Pipeline Inputs
This page documents all input parameters for the pipeline.
Input/output options
--input
Type: string | Required | Format: file-path
Path to comma-separated file containing information about the samples in the experiment.
A design file with information about the samples in your experiment. Use this parameter to specify the location of the input files. It has to be a tab or comma-separated file with a header row or a JSON/YAML file. See usage docs.
Pattern: ^\S+\.(csv|tsv|yaml|yml|json)$
--outdir
Type: string | Required | Format: directory-path
The output directory where the results will be saved. You have to use absolute paths to storage on Cloud infrastructure.
--tools
Type: string | Optional
Specify which additional tools RNAvar should use. Values can be 'seq2hla', 'bcfann', 'snpeff', 'vep' or 'merge'. If you specify 'merge', the pipeline runs both snpeff and VEP annotation.
List of tools to be used in addition to variant calling: currently hlatyping with Seq2HLA and a choice of annotation tools.
Pattern: ^((bcfann|seq2hla|snpeff|vep|merge)*(,)*)*$
--save_merged_fastq
Type: boolean | Optional
Save FastQ files after merging re-sequenced libraries in the results directory.
Preprocessing of alignment
--extract_umi
Type: boolean | Optional
Specify whether to remove UMIs from the reads with UMI-tools extract.
--umitools_extract_method
Type: string | Optional
UMI pattern to use. Can be either 'string' (default) or 'regex'.
More details can be found in the UMI-tools documentation.
Default: string
Allowed values:
stringregex
--umitools_bc_pattern
Type: string | Optional
The UMI barcode pattern to use e.g. 'NNNNNN' indicates that the first 6 nucleotides of the read are from the UMI.
More details can be found in the UMI-tools documentation.
Pattern: ^[NXC]*$
--umitools_bc_pattern2
Type: string | Optional
The UMI barcode pattern to use if the UMI is located in read 2.
Pattern: ^[NXC]*$
--umitools_umi_separator
Type: string | Optional
The character that separates the UMI in the read name. Most likely a colon if you skipped the extraction with UMI-tools and used other software.
Alignment options
--aligner
Type: string | Required
Specifies the alignment algorithm to use.
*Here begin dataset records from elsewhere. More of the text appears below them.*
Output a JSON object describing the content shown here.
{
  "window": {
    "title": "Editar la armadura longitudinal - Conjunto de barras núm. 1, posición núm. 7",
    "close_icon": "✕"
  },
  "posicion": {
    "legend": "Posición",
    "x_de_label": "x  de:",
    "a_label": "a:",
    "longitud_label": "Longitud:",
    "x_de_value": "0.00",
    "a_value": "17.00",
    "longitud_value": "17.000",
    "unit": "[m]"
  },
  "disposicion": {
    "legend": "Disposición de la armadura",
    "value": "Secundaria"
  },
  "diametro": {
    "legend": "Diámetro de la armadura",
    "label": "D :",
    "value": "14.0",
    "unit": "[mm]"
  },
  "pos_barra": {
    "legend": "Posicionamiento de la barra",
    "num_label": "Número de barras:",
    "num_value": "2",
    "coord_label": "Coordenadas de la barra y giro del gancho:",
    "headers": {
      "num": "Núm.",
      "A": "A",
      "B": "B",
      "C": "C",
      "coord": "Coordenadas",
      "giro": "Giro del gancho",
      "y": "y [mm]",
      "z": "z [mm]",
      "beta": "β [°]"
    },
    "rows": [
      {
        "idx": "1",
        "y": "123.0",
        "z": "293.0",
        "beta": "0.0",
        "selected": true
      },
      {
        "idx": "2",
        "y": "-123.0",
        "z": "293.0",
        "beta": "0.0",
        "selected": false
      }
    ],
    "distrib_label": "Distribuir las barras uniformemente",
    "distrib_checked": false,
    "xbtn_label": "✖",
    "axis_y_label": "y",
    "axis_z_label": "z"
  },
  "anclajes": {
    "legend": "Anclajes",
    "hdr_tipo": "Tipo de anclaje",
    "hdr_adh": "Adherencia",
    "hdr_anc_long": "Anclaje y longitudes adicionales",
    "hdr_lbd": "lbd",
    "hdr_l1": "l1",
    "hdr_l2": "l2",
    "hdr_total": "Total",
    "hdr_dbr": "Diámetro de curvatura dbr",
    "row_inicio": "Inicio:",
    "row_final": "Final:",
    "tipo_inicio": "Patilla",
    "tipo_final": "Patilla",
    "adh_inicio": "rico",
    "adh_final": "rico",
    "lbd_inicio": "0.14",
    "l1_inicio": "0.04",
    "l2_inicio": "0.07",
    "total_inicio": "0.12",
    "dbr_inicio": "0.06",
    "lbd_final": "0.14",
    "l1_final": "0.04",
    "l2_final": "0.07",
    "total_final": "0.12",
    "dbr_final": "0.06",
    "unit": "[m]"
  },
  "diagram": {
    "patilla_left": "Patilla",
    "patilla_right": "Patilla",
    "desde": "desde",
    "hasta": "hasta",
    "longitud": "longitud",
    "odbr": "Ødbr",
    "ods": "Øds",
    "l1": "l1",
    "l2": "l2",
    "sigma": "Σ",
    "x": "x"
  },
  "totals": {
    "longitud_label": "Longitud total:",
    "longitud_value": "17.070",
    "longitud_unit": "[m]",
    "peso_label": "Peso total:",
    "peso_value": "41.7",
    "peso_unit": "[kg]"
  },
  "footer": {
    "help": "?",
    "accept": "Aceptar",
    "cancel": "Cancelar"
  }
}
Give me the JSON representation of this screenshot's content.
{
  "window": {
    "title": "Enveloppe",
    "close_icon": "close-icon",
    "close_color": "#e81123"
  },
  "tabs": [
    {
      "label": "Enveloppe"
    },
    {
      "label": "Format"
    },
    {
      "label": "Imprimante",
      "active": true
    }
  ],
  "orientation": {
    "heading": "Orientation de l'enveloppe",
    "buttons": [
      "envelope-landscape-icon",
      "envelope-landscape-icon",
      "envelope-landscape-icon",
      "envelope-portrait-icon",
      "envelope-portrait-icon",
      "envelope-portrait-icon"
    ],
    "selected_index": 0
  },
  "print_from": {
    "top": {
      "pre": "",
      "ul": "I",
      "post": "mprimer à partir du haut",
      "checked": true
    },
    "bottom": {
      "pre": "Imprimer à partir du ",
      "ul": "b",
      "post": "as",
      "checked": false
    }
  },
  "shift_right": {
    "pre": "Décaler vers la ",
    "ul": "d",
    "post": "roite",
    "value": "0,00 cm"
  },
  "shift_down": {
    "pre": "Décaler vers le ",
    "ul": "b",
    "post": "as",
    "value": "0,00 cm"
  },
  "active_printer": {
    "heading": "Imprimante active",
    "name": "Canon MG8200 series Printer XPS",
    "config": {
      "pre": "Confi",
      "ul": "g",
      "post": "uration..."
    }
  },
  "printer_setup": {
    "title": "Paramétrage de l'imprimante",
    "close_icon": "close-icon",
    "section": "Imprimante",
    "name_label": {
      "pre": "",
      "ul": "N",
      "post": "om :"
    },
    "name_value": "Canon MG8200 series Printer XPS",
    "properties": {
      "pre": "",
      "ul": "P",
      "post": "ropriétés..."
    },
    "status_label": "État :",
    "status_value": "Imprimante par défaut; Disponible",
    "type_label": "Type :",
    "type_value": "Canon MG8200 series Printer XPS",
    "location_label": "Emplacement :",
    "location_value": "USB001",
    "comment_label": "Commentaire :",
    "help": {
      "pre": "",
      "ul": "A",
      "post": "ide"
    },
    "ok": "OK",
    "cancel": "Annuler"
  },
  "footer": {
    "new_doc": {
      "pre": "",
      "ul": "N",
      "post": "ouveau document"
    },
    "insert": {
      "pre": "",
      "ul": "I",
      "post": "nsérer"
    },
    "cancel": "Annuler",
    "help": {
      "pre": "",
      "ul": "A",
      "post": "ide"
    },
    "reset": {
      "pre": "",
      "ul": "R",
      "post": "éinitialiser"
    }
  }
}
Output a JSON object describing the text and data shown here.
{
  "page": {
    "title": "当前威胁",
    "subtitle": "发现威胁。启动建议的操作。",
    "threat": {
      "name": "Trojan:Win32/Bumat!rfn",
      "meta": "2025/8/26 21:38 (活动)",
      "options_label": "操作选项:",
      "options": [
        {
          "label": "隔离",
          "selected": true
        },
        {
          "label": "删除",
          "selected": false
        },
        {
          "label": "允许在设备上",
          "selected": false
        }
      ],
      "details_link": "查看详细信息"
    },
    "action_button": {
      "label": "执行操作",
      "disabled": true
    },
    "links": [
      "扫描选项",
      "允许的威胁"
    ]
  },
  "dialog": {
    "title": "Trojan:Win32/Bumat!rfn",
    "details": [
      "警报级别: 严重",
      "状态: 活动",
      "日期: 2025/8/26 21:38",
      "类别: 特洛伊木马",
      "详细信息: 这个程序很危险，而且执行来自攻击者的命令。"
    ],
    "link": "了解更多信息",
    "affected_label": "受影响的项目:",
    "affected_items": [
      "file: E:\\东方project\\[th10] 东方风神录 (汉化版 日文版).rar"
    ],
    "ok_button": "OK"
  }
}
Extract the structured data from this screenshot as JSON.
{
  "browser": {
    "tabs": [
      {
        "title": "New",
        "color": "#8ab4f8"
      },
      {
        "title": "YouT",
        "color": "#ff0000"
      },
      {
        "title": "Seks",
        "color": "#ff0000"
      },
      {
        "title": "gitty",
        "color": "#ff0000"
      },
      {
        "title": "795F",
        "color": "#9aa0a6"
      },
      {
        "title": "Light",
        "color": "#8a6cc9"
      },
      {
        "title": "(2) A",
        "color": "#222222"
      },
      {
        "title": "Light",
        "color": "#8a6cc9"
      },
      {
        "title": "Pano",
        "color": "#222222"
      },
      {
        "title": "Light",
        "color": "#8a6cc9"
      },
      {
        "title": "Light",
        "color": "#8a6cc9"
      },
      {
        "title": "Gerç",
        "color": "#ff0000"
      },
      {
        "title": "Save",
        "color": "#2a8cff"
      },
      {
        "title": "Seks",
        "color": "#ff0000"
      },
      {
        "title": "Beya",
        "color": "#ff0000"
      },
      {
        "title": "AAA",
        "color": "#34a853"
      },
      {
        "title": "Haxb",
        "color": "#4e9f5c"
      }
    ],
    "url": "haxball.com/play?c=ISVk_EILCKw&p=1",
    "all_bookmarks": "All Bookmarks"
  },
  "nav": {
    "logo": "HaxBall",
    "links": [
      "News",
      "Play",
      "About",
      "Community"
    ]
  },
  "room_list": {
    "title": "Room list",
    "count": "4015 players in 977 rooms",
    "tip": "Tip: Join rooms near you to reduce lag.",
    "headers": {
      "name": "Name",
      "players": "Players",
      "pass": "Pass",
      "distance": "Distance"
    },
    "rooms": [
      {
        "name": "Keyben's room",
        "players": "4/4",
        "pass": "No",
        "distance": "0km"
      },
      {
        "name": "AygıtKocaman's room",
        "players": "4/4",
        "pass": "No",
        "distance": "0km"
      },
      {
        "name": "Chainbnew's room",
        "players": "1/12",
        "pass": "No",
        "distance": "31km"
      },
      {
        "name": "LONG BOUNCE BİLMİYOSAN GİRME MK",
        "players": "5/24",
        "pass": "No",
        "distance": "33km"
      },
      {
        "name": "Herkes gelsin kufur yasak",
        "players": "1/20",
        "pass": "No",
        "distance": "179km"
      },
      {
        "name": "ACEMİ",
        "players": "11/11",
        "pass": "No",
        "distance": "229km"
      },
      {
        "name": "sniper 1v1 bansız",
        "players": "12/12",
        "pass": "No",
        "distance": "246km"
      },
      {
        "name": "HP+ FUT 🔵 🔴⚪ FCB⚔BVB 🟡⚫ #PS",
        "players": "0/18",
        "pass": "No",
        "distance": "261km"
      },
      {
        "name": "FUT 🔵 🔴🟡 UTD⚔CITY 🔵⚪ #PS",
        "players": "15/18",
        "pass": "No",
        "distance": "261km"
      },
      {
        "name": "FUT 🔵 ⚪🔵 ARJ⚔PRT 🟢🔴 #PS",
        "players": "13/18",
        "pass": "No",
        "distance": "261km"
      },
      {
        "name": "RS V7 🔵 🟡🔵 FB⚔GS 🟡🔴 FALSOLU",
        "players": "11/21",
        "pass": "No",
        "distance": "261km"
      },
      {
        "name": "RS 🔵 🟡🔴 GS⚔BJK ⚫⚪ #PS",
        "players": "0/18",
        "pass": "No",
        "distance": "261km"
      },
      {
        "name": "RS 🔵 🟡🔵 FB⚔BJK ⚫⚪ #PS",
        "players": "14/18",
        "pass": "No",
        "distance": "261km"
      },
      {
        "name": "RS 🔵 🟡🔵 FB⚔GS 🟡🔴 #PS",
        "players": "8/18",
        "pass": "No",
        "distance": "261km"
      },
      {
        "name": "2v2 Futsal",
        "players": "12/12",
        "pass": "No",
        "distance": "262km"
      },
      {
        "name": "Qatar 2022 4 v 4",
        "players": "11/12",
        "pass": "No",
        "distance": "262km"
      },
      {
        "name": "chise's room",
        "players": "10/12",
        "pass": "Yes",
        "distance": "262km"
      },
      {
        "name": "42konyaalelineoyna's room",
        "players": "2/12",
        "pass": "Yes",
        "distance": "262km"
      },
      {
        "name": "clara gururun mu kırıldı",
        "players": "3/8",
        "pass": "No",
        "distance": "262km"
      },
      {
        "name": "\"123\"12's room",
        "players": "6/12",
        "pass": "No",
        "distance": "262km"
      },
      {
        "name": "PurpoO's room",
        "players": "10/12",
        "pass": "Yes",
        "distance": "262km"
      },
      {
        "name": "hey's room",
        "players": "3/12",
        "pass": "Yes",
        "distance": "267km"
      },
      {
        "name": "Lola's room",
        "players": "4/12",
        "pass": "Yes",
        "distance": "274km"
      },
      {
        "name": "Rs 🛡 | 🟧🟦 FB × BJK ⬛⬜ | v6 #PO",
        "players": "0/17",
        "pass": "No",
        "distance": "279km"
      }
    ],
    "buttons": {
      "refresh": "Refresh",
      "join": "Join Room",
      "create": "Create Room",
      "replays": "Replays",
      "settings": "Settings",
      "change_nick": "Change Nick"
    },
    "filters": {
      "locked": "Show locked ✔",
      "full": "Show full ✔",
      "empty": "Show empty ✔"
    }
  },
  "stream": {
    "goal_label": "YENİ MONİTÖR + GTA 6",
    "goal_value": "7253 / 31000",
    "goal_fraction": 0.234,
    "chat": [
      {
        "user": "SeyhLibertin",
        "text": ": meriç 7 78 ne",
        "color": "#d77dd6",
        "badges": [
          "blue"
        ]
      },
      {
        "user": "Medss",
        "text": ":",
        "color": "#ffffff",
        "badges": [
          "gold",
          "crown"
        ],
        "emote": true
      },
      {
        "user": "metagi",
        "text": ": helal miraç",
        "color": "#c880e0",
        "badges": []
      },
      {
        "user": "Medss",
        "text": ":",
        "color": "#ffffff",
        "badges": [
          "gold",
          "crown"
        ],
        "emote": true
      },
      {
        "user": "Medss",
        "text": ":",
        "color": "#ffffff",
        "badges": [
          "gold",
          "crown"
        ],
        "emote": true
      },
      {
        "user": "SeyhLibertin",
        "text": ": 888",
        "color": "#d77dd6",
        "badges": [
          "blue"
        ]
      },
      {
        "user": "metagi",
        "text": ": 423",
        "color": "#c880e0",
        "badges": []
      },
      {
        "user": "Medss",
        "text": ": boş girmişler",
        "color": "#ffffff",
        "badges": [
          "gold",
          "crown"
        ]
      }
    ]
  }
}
This parameter define which aligner is to be used for aligning the RNA reads to the reference genome.
Default: star
Allowed values:
star
--star_index
Type: string | Optional | Format: path
Path to STAR index folder or compressed file (tar.gz)
This parameter can be used if there is an pre-defined STAR index available. You can either give the full path to the index directory or a compressed file in tar.gz format.
--star_twopass
Type: boolean | Optional
Enable STAR 2-pass mapping mode.
This parameter enables STAR to perform 2-pass mapping. Default true.
Default: True
--star_ignore_sjdbgtf
Type: boolean | Optional
Do not use GTF file during STAR index building step
Do not use parameter --sjdbGTFfile
during the STAR genomeGenerate process.
--star_max_memory_bamsort
Type: integer | Optional
Option to limit RAM when sorting BAM file. Value to be specified in bytes. If 0, will be set to the genome index size.
This parameter specifies the maximum available RAM (bytes) for sorting BAM during STAR alignment.
Default: 0
--star_bins_bamsort
Type: integer | Optional
Specifies the number of genome bins for coordinate-sorting
This parameter specifies the number of bins to be used for coordinate sorting during STAR alignment step.
Default: 50
--star_max_collapsed_junc
Type: integer | Optional
Specifies the maximum number of collapsed junctions
Default: 1000000
--star_max_intron_size
Type: integer | Optional
Specifies the maximum intron size
This parameter specifies the maximum intron size for STAR alignment
--seq_center
Type: string | Optional
Sequencing center information to be added to read group of BAM files.
This parameter is required for creating a proper BAM header to use in the downstream analysis of GATK.
--seq_platform
Type: string | Required
Specify the sequencing platform used
This parameter is required for creating a proper BAM header to use in the downstream analysis of GATK.
Default: illumina
--save_unaligned
Type: boolean | Optional
Where possible, save unaligned reads from aligner to the results directory.
This may either be in the form of FastQ or BAM files depending on the options available for that particular tool.
--save_align_intermeds
Type: boolean | Optional
Save the intermediate BAM files from the alignment step.
By default, intermediate BAM files will not be saved. The final BAM files created after the appropriate filtering step are always saved to limit storage usage. Set this parameter to also save other intermediate BAM files.
--bam_csi_index
Type: boolean | Optional
Create a CSI index for BAM files instead of the traditional BAI index. This will be required for genomes with larger chromosome sizes.
Postprocessing of alignment
--remove_duplicates
Type: boolean | Optional
Specify whether to remove duplicates from the BAM during Picard MarkDuplicates step.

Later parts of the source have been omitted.